Recently, I was reading a short piece titled, "The Holographic Universe", sent to me by a friend who obtained it from  http://omega432.com.  After a discussion of holography, it relates those principles to the universe and the human brain.  The writer coins a new term as, "The Holographic Paradigm" which postulates that all things that we perceive are simply projections of a hologram . . . an illusion . . . . sourced from an entity or location for which we have no knowledge or much hope of ever understanding.  Further, each bit if information is not alone, but somehow connected with the whole, like a sector of a hologram.  Some theoretical physicists are actively probing the ideas that have come out to date.  The article goes on to discuss how information stored in the brain is distributed all through the grey matter . . . not just in one place.  This precisely supports what I have thought for years, and consistent with the little "red octopus" example above.
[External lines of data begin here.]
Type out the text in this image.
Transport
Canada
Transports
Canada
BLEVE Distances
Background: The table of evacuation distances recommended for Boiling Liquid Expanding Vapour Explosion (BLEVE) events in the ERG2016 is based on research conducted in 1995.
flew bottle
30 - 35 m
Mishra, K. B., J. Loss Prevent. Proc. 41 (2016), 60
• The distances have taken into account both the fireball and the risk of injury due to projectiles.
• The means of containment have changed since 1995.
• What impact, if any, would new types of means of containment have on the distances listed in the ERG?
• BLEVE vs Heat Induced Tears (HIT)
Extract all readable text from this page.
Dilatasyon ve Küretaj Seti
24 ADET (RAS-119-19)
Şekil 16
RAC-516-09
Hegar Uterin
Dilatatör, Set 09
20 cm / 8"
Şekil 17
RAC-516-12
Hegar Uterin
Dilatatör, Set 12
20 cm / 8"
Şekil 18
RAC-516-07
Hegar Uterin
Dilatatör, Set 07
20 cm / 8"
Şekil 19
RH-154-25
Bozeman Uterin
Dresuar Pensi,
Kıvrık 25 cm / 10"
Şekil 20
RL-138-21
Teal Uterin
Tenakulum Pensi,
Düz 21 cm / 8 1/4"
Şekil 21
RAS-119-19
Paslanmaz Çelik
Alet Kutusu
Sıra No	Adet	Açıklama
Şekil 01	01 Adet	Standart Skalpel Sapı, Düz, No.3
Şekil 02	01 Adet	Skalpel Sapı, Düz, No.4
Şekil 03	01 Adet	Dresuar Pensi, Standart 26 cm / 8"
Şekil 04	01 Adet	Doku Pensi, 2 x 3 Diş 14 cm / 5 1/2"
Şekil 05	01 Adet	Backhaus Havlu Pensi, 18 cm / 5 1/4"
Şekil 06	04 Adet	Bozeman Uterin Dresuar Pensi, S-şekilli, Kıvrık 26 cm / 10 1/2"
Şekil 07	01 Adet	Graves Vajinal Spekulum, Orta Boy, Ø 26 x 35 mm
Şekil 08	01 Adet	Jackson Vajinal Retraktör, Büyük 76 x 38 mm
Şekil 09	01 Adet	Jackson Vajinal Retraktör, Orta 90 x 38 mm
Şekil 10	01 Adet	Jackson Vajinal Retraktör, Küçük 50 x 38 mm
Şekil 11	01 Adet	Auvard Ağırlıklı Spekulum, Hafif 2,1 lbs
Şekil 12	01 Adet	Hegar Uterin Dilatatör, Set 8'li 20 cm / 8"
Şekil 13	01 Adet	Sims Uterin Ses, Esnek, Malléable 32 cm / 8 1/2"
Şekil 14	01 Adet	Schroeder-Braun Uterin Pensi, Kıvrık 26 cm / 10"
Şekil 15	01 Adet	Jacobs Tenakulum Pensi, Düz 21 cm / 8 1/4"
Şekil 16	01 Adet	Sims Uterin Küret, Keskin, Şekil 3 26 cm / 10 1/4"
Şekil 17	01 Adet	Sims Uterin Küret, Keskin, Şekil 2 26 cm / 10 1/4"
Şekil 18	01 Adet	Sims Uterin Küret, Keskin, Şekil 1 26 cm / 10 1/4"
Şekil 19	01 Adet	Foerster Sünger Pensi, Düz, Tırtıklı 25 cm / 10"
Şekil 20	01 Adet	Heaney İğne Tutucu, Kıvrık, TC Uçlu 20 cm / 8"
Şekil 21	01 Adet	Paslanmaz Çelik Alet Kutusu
Some years ago I was playing with this idea and decided to see if I could make a little simplistic model to simulate the principle and study how information input and output might appear if stored in a relational fashion.  So if you click right here on, "Excel Regional Memory", you can input word concepts and quickly and  see how a concept might lead to altered ideas that might explain why our dreams can deviate into big surprises that may, or may not make sense.  Notice that the top related concept is big and then all of the related ones get smaller as they each relate to previously related, and perhaps subordinate concepts.  I guess this list is kind of hierarchical, eh?

See the 14 attributes of the "Mind Model" and the diagram at the bottom of the page,   When asleep or unconscious, the operator is "parked" in a region where much of this "holistic type" information exists.  Because navigation is not possible, only regional information, relationally stored, is available.  The operator does what it can with the regional resources, and this is why dreams can be a little strange and illogical.